Hope is a dangerously beautiful thing. It helps you navigate through the darkest of days, but can also crush you with the sheer weight of its self-deceptive nature. For England fans, that stupid thing, hope, proliferated in abundance when Joe Root and Dawid Malan successfully managed to keep the Australian attack at bay on Day 3 of the Ashes Test. 

After two days of collapses, dropped chances and self-deprecating jokes, England finally got some breathing space. The pitch looked dead, the Australian bowlers exhausted, and English batters unperturbed on perhaps the easiest day to bat on. The lively Gabba spirits had evaporated in the morning sun, allowing Root and Malan to have a good time out in the middle.

The optimism the partnership aroused was evident in the match reports of that day. 'England are back in this game,'  claimed Rob Key on Sky Sports. There was a flurry of encouraging tweets from English fans, and everyone felt that England have given themselves a massive chance.

New day, new beginnings. Then Root edged it to Alex Carey behind the stumps soon after play began, and that was where the disintegration began. Resuming the day on 220/2, England were bundled out for 297. 

This has been a recurrent theme for England: Everything has fallen apart with Root's dismissal. He has been the adhesive tape binding a unit of fragile batters always ready to fall flat. Root's downfall triggers England's.

There is an air of invincibility around Root, a man operating at a different level, accounting for almost a third of the total runs England accumulated in their last 12 games. He has accounted for six of out seven centuries English batters have managed this year. The other hundred has come from Rory Burns, who averages 28.94 this year. Barring Root and Malan, none of the batters averages over 30. 

Ollie Pope's strokes exude supreme confidence, but he rarely manages to convert his starts into substantial scores. The persistence with Jonny Bairstow has not materialised the way Root would have hoped for. Despite averaging a shade over 10, Zak Crawley but is in the squad, primed to replace Burns at some point in this series. There is also Jos Buttler, who always seems to be just a step away from cementing his place. Since his 55 at Galle in January, Buttler has not scored a half-century in ten innings.

Amidst this cesspool of mediocrity stands Root. Irrespective of how England has fared, 2021 will belong to him in the same way 2006 belonged to Mohammad Yousuf. If Root manages 244 runs in his next four innings, he will surpass Yousuf's record of most runs in a calendar year.

Only twice this year England have put more than 100 runs this year before Joe Root arrived on the crease. England were 17/2 when Root came and scored 228 against Sri Lanka.
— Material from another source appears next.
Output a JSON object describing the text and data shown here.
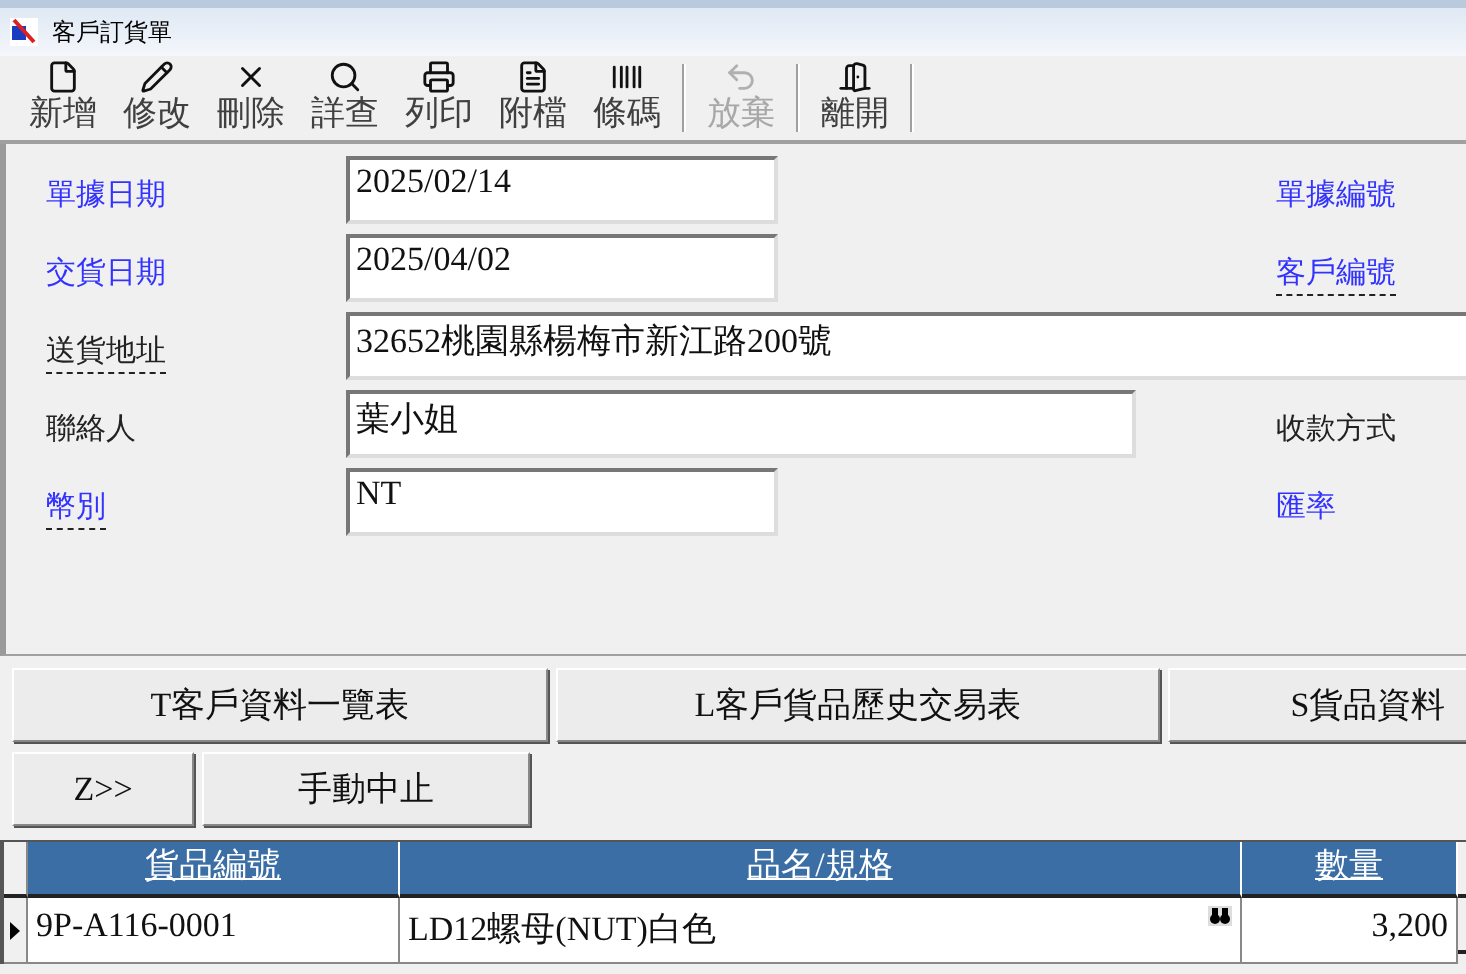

In the next match, he got a well-made 186 after England were 5/2. At Lord's against India, Root again bailed England out with an unbeaten 180. The list goes on and on. 

But individual performances will only get a team so far. Having lost seven Tests already, England may emulate Bangladesh's record of nine defeats in a calendar year. With Tests lined up in Adelaide and Melbourne, England needs something special to avoid this ignominy. After all, their last Ashes win Down Under came over a decade ago.